My boy posted this on Facebook’s Puppy 101 in response to a question posed about pups dealing with handlers who are also pups:
My Sir is a pup and I understood when receiving his collar that he is, and always will be, a pup at heart. I knew going into the D/s relationship that there will be times when his need to be a pup will outweigh any of my desires. Dynamics, communication and expectations are very important as we both need to be in the proper head space. Advance discussion seems to work best for me especially if we both want to pup out at the same time so we can then identify a 3rd party to watch out for us both.

There have been a couple times when I wanted to get down and play; however, most of the time, my Handler/Trainer mindset kicks right in where Sir is concerned. Prior to receiving Sir's collar, I used to handle him when his former handler/trainer was not able to be there, so that piece was already there for us both. He brought out the pup in me a year ago, which I have enjoyed immensely. There have been a few times that I wanted to be down in pup space when Sir has been in pup space. To manage my emotions around it, I remind myself that I am his boy first and that means I am his handler when he needs to be pup. I remind myself that he has placed a lot of trust in me to watch out for him and protect him and I will not let him down. That is the service I provide to him as his boy – making sure his needs are met. It is not always easy. What I love about my Sir is that he recognizes the difficulties and we talk openly about them.

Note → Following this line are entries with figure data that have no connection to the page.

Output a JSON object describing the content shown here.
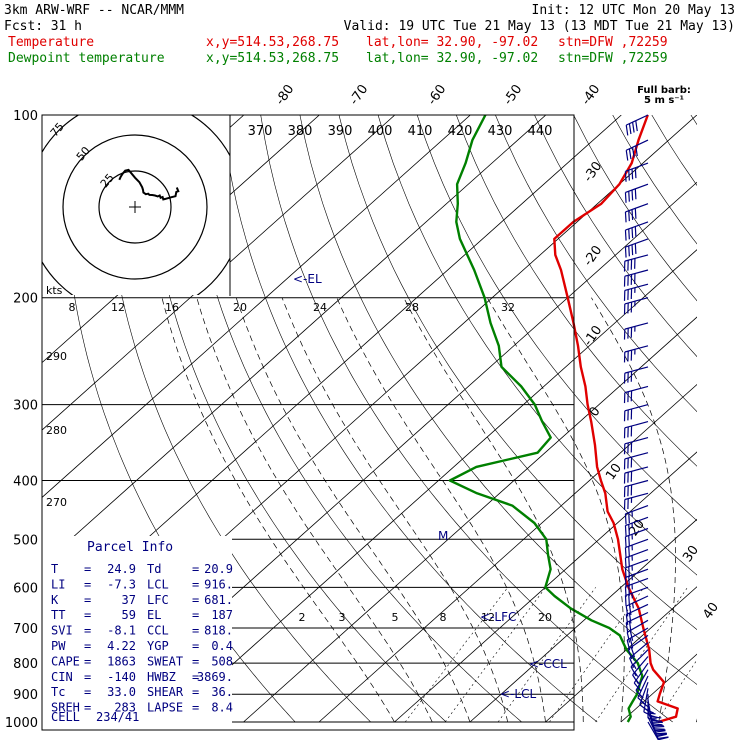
{
  "header": {
    "model": "3km ARW-WRF -- NCAR/MMM",
    "init": "Init: 12 UTC Mon 20 May 13",
    "fcst_label": "Fcst:",
    "fcst_value": "31 h",
    "valid": "Valid: 19 UTC Tue 21 May 13 (13 MDT Tue 21 May 13)",
    "temp_line": {
      "name": "Temperature",
      "xy": "x,y=514.53,268.75",
      "latlon": "lat,lon= 32.90, -97.02",
      "stn": "stn=DFW ,72259"
    },
    "dew_line": {
      "name": "Dewpoint temperature",
      "xy": "x,y=514.53,268.75",
      "latlon": "lat,lon= 32.90, -97.02",
      "stn": "stn=DFW ,72259"
    },
    "barb_legend_1": "Full barb:",
    "barb_legend_2": "5 m s⁻¹"
  },
  "colors": {
    "temperature": "#e00000",
    "dewpoint": "#008000",
    "annotation": "#000080",
    "grid": "#000000"
  },
  "chart_data": {
    "type": "line",
    "chart_kind": "skew-T log-p sounding with hodograph",
    "y_axis": "pressure (hPa)",
    "y_scale": "log",
    "ylim": [
      1000,
      100
    ],
    "pressure_ticks": [
      "100",
      "200",
      "300",
      "400",
      "500",
      "600",
      "700",
      "800",
      "900",
      "1000"
    ],
    "pressure_values": [
      100,
      200,
      300,
      400,
      500,
      600,
      700,
      800,
      900,
      1000
    ],
    "isotherm_labels": [
      "-80",
      "-70",
      "-60",
      "-50",
      "-40",
      "-30",
      "-20",
      "-10",
      "0",
      "10",
      "20",
      "30",
      "40"
    ],
    "isotherm_values": [
      -80,
      -70,
      -60,
      -50,
      -40,
      -30,
      -20,
      -10,
      0,
      10,
      20,
      30,
      40
    ],
    "theta_top_labels": [
      "370",
      "380",
      "390",
      "400",
      "410",
      "420",
      "430",
      "440"
    ],
    "theta_left_labels": [
      "290",
      "280",
      "270"
    ],
    "mixing_ratio_labels": [
      "2",
      "3",
      "5",
      "8",
      "12",
      "20"
    ],
    "mixing_ratio_values": [
      2,
      3,
      5,
      8,
      12,
      20
    ],
    "series": [
      {
        "name": "Temperature",
        "points": [
          [
            1000,
            24.9
          ],
          [
            980,
            26.5
          ],
          [
            950,
            25.5
          ],
          [
            925,
            21.8
          ],
          [
            900,
            21.0
          ],
          [
            860,
            19.8
          ],
          [
            820,
            16.5
          ],
          [
            800,
            15.2
          ],
          [
            760,
            13.0
          ],
          [
            700,
            9.0
          ],
          [
            650,
            5.5
          ],
          [
            600,
            1.0
          ],
          [
            560,
            -2.5
          ],
          [
            500,
            -7.5
          ],
          [
            470,
            -10.5
          ],
          [
            450,
            -13.0
          ],
          [
            420,
            -16.0
          ],
          [
            400,
            -18.5
          ],
          [
            380,
            -21.0
          ],
          [
            350,
            -24.5
          ],
          [
            320,
            -28.5
          ],
          [
            300,
            -31.5
          ],
          [
            280,
            -34.5
          ],
          [
            260,
            -38.0
          ],
          [
            240,
            -41.5
          ],
          [
            220,
            -45.5
          ],
          [
            200,
            -50.0
          ],
          [
            180,
            -55.0
          ],
          [
            170,
            -58.0
          ],
          [
            160,
            -60.5
          ],
          [
            150,
            -60.5
          ],
          [
            140,
            -59.5
          ],
          [
            130,
            -60.0
          ],
          [
            120,
            -61.5
          ],
          [
            110,
            -64.0
          ],
          [
            100,
            -66.5
          ]
        ]
      },
      {
        "name": "Dewpoint temperature",
        "points": [
          [
            1000,
            20.9
          ],
          [
            980,
            20.5
          ],
          [
            950,
            19.0
          ],
          [
            925,
            18.5
          ],
          [
            900,
            18.0
          ],
          [
            870,
            17.0
          ],
          [
            840,
            16.0
          ],
          [
            800,
            13.5
          ],
          [
            760,
            10.0
          ],
          [
            720,
            7.0
          ],
          [
            700,
            4.5
          ],
          [
            680,
            1.0
          ],
          [
            650,
            -3.5
          ],
          [
            620,
            -7.5
          ],
          [
            600,
            -10.0
          ],
          [
            560,
            -12.0
          ],
          [
            530,
            -14.5
          ],
          [
            500,
            -17.0
          ],
          [
            470,
            -21.0
          ],
          [
            440,
            -26.5
          ],
          [
            420,
            -33.0
          ],
          [
            400,
            -38.5
          ],
          [
            380,
            -37.0
          ],
          [
            360,
            -31.0
          ],
          [
            340,
            -31.5
          ],
          [
            320,
            -35.0
          ],
          [
            300,
            -38.5
          ],
          [
            280,
            -43.0
          ],
          [
            260,
            -48.5
          ],
          [
            240,
            -52.0
          ],
          [
            220,
            -56.5
          ],
          [
            200,
            -61.0
          ],
          [
            180,
            -66.5
          ],
          [
            160,
            -73.0
          ],
          [
            150,
            -76.0
          ],
          [
            140,
            -78.5
          ],
          [
            130,
            -81.5
          ],
          [
            120,
            -83.5
          ],
          [
            110,
            -86.0
          ],
          [
            100,
            -88.0
          ]
        ]
      }
    ],
    "annotations": {
      "el": "<-EL",
      "lfc": "<-LFC",
      "ccl": "<-CCL",
      "lcl": "<-LCL",
      "m_marker": "M"
    },
    "hodograph": {
      "unit_label": "kts",
      "ring_labels": [
        "25",
        "50",
        "75"
      ],
      "speed_axis_labels": [
        "8",
        "12",
        "16",
        "20",
        "24",
        "28",
        "32"
      ]
    },
    "parcel_info": {
      "title": "Parcel Info",
      "rows": [
        [
          {
            "k": "T",
            "v": "24.9"
          },
          {
            "k": "Td",
            "v": "20.9"
          }
        ],
        [
          {
            "k": "LI",
            "v": "-7.3"
          },
          {
            "k": "LCL",
            "v": "916."
          }
        ],
        [
          {
            "k": "K",
            "v": "37"
          },
          {
            "k": "LFC",
            "v": "681."
          }
        ],
        [
          {
            "k": "TT",
            "v": "59"
          },
          {
            "k": "EL",
            "v": "187"
          }
        ],
        [
          {
            "k": "SVI",
            "v": "-8.1"
          },
          {
            "k": "CCL",
            "v": "818."
          }
        ],
        [
          {
            "k": "PW",
            "v": "4.22"
          },
          {
            "k": "YGP",
            "v": "0.4"
          }
        ],
        [
          {
            "k": "CAPE",
            "v": "1863"
          },
          {
            "k": "SWEAT",
            "v": "508"
          }
        ],
        [
          {
            "k": "CIN",
            "v": "-140"
          },
          {
            "k": "HWBZ",
            "v": "3869."
          }
        ],
        [
          {
            "k": "Tc",
            "v": "33.0"
          },
          {
            "k": "SHEAR",
            "v": "36."
          }
        ],
        [
          {
            "k": "SREH",
            "v": "283"
          },
          {
            "k": "LAPSE",
            "v": "8.4"
          }
        ]
      ],
      "cell_label": "CELL",
      "cell_value": "234/41"
    },
    "wind_barbs": {
      "pressure": [
        1000,
        980,
        960,
        940,
        920,
        900,
        880,
        860,
        840,
        820,
        800,
        780,
        760,
        740,
        720,
        700,
        680,
        660,
        640,
        620,
        600,
        580,
        560,
        540,
        520,
        500,
        480,
        460,
        440,
        420,
        400,
        380,
        360,
        340,
        320,
        300,
        280,
        260,
        240,
        220,
        200,
        190,
        180,
        170,
        160,
        150,
        140,
        130,
        120,
        110,
        100
      ],
      "dir_deg": [
        150,
        155,
        160,
        165,
        170,
        180,
        190,
        200,
        205,
        210,
        215,
        220,
        225,
        230,
        235,
        240,
        240,
        245,
        245,
        245,
        250,
        250,
        250,
        250,
        250,
        250,
        250,
        250,
        250,
        255,
        255,
        255,
        255,
        255,
        255,
        255,
        255,
        255,
        255,
        255,
        255,
        255,
        255,
        255,
        250,
        250,
        250,
        250,
        250,
        245,
        245
      ],
      "speed_ms": [
        15,
        16,
        17,
        18,
        18,
        14,
        12,
        10,
        9,
        8,
        8,
        8,
        9,
        9,
        10,
        11,
        11,
        12,
        12,
        13,
        13,
        13,
        13,
        13,
        13,
        13,
        13,
        14,
        14,
        14,
        15,
        15,
        15,
        16,
        16,
        16,
        17,
        17,
        18,
        18,
        19,
        19,
        20,
        20,
        21,
        22,
        22,
        22,
        22,
        22,
        22
      ]
    }
  }
}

From the very beginning of our D/s relationship, this has been one of the harder challenges for me. Not because I’m uncomfortable with my boy also being my handler. Strangely enough (or maybe not at all), the nature of our dynamic is such that I’m perfectly comfortable being the pup to his handler. As boy Tom points out, we went into this with the precedent of him acting as my handler when my own handler/trainer was unavailable. So I know at a very deep level that I can trust him enough to let my inner pup out and completely go with it.

No, the challenge was reconciling my being a pup with the transition from sub to Dom. I’ve often said that remaining a pup was the constant during the transition.  But, in all honesty, there were times when I thought that going further into the transition meant losing that and no longer having time to BE the pup. How could I have ever thought I would lose the pup when it’s so much a part of who I am? And, yet, that is exactly where my mind sometimes went. How could I be a handler to my boy and alpha to my beta and still be the pup I am. How can I be both pup and Dom? Eh, hindsight is, as people say, 20/20. The one presenting the challenge was me. Fortunately, this old dog can learn new tricks.

So, how can I be the pup and have my boy as the handler? Quite simply, because it’s both of us being who we are – and being comfortable with who we are. It’s not him taking control, but rather it’s the boy doing what he needs to make sure his Sir’s needs are met.  Often it means he’s setting aside his own desire to pup out in favor of giving his Sir the time needed in pupspace. A pup has to enter pupspace knowing his handler is there for his needs – my boy does just that. I know it’s not always easy for him to sublimate his own desires, and I appreciate his choice and ability to do so more than I can say.
As someone once said, the only limit to the possibilities of our relationships in the leather community is our own imaginations. For me and my boy, we have what I know is an unusual D/s dynamic.  But I wouldn’t have it any other way.